Interdisciplinary Collaboration Models
Prof. Prof. Erduran also explored interdisciplinary collaboration between AI and science education. She highlighted three approaches:
• Co-planned instruction: Educators from science and computer science collaboratively design lessons.
• Co-teaching models: Joint delivery of lessons by teachers from both disciplines.
• Parallel teaching with aligned objectives: Separate sessions in science and computing that emphasize complementary concepts (e.g., algorithms in computing and scientific modeling in science).
Such models not only foster a more integrated understanding among students but also promote teacher collaboration and cross-disciplinary dialogue, which are essential in preparing learners for a world shaped by AI.
Review of the Research Landscape
To support her claims, Prof. Prof. Erduran presented the findings of a bibliometric and content analysis of 76 studies indexed in Web of Science and Scopus between 2013 and 2023. The studies explored the application of AI in science education and revealed five prominent themes:
• Educational robotics
• Data mining and machine learning
• Intelligent tutoring systems
• Automation of teaching and assessment
• Application of AI to enhance science content delivery
This literature review revealed both promising developments and significant gaps—especially in how AI’s impact on NOS is being theorized and addressed in educational settings. She noted that while many tools exist, few are critically examined through the lens of NOS.
A Case Study in AI-Driven Scientific Breakthroughs
To ground the discussion in real-world innovation, Prof. Erduran presented the case of AlphaFold, a deep learning system developed by DeepMind, which was named Nature’s "Method of the Year" in 2021. AlphaFold achieved a major scientific milestone by accurately predicting protein structures—a task that had baffled scientists for decades.

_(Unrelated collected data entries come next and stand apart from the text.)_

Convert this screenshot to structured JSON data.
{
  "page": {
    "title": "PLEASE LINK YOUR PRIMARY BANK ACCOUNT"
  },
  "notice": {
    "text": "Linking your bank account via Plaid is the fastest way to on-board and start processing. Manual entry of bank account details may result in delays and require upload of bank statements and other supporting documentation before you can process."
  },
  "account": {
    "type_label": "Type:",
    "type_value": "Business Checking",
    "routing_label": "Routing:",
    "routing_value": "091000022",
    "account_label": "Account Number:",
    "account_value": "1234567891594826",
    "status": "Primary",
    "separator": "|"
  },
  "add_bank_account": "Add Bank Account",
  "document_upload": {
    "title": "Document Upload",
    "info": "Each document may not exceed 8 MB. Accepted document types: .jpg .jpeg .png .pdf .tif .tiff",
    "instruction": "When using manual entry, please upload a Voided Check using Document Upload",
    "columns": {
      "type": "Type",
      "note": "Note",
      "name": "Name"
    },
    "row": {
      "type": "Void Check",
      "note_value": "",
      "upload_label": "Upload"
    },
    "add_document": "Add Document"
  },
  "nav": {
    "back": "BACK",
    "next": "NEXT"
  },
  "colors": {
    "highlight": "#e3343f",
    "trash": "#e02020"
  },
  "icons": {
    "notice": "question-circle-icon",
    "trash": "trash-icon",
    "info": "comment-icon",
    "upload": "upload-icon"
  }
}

She emphasized how AlphaFold represents a paradigm shift in biology, where AI is not just supporting science but becoming a core driver of discovery. Such examples underscore why students need to understand how AI participates in scientific processes, not merely as a tool, but as a methodological agent.
Conclusions: Redefining Science Education for the AI Era
In concluding her presentation, Prof. Prof. Erduran posed a crucial question to the audience:
"Is it time to redefine science education in light of AI’s transformative impact on the Nature of Science?"

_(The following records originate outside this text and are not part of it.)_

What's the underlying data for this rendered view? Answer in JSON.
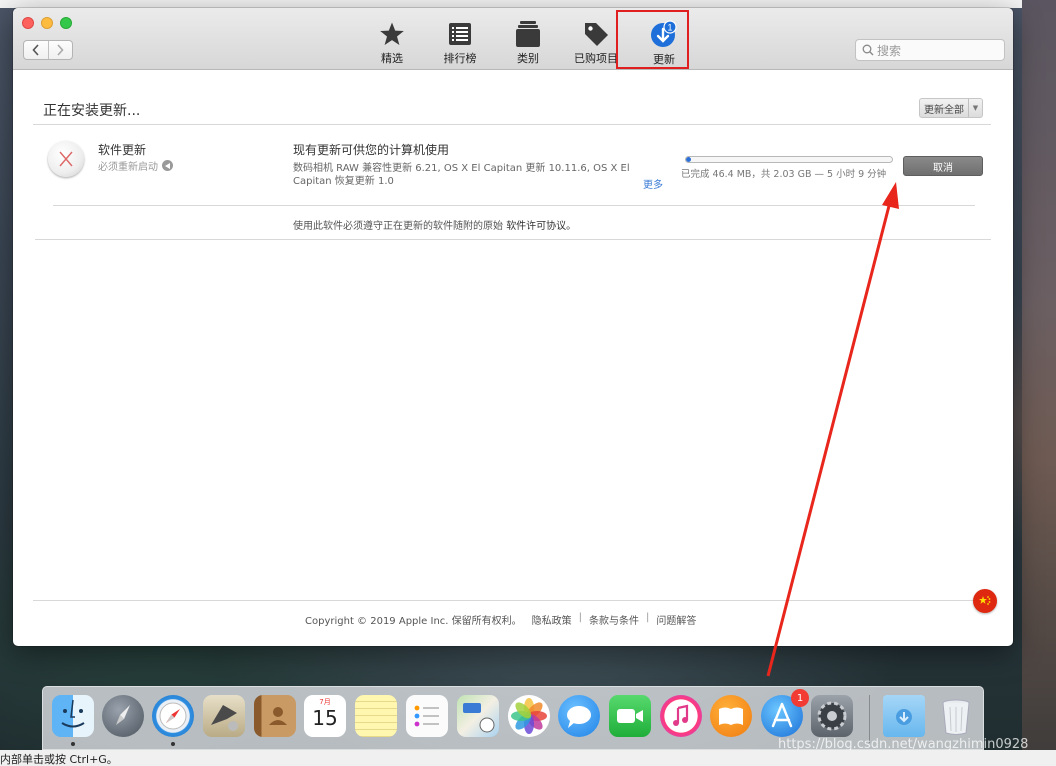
{
  "toolbar": {
    "items": [
      {
        "label": "精选",
        "icon": "star-icon"
      },
      {
        "label": "排行榜",
        "icon": "list-icon"
      },
      {
        "label": "类别",
        "icon": "stack-icon"
      },
      {
        "label": "已购项目",
        "icon": "tag-icon"
      },
      {
        "label": "更新",
        "icon": "updates-icon",
        "badge": "1",
        "selected": true
      }
    ]
  },
  "search": {
    "placeholder": "搜索"
  },
  "main": {
    "section_title": "正在安装更新...",
    "update_all_label": "更新全部"
  },
  "update": {
    "app_name": "软件更新",
    "app_sub": "必须重新启动",
    "title": "现有更新可供您的计算机使用",
    "description": "数码相机 RAW 兼容性更新 6.21, OS X El Capitan 更新 10.11.6, OS X El Capitan 恢复更新 1.0",
    "more_label": "更多",
    "progress_fraction": 0.023,
    "progress_text": "已完成 46.4 MB，共 2.03 GB — 5 小时 9 分钟",
    "cancel_label": "取消"
  },
  "license": {
    "text": "使用此软件必须遵守正在更新的软件随附的原始",
    "link": "软件许可协议。"
  },
  "footer": {
    "copyright": "Copyright © 2019 Apple Inc. 保留所有权利。",
    "privacy": "隐私政策",
    "terms": "条款与条件",
    "help": "问题解答",
    "sep": "|"
  },
  "dock": {
    "apps": [
      "finder-icon",
      "launchpad-icon",
      "safari-icon",
      "mail-icon",
      "contacts-icon",
      "calendar-icon",
      "notes-icon",
      "reminders-icon",
      "maps-icon",
      "photos-icon",
      "messages-icon",
      "facetime-icon",
      "itunes-icon",
      "ibooks-icon",
      "app-store-icon",
      "system-preferences-icon",
      "downloads-folder-icon",
      "trash-icon"
    ],
    "calendar_month": "7月",
    "calendar_day": "15",
    "app_store_badge": "1"
  },
  "watermark": "https://blog.csdn.net/wangzhimin0928",
  "statusbar": "内部单击或按 Ctrl+G。",
  "colors": {
    "accent": "#2a6fd6",
    "highlight": "#e02020"
  }
}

Her answer was a resounding yes, supported by both conceptual and empirical evidence. She argued that:
• AI is reshaping the epistemology and methodology of scientific practice.
• Science education must evolve to include critical awareness of AI.
• Teachers, researchers, and curriculum designers must collaborate to develop responsive, forward-looking frameworks.
• AI should be positioned not only as a subject of study but as an active agent in teaching, learning, and assessment.
Final Thought
Prof. Prof. Erduran’s presentation challenged traditional assumptions and invited educators and researchers alike to reconsider what it means to "do science" in the classroom. Her vision points toward a future where science education is not only technologically enriched but epistemologically transformed, preparing students not just to use AI, but to understand its role in the very fabric of modern science.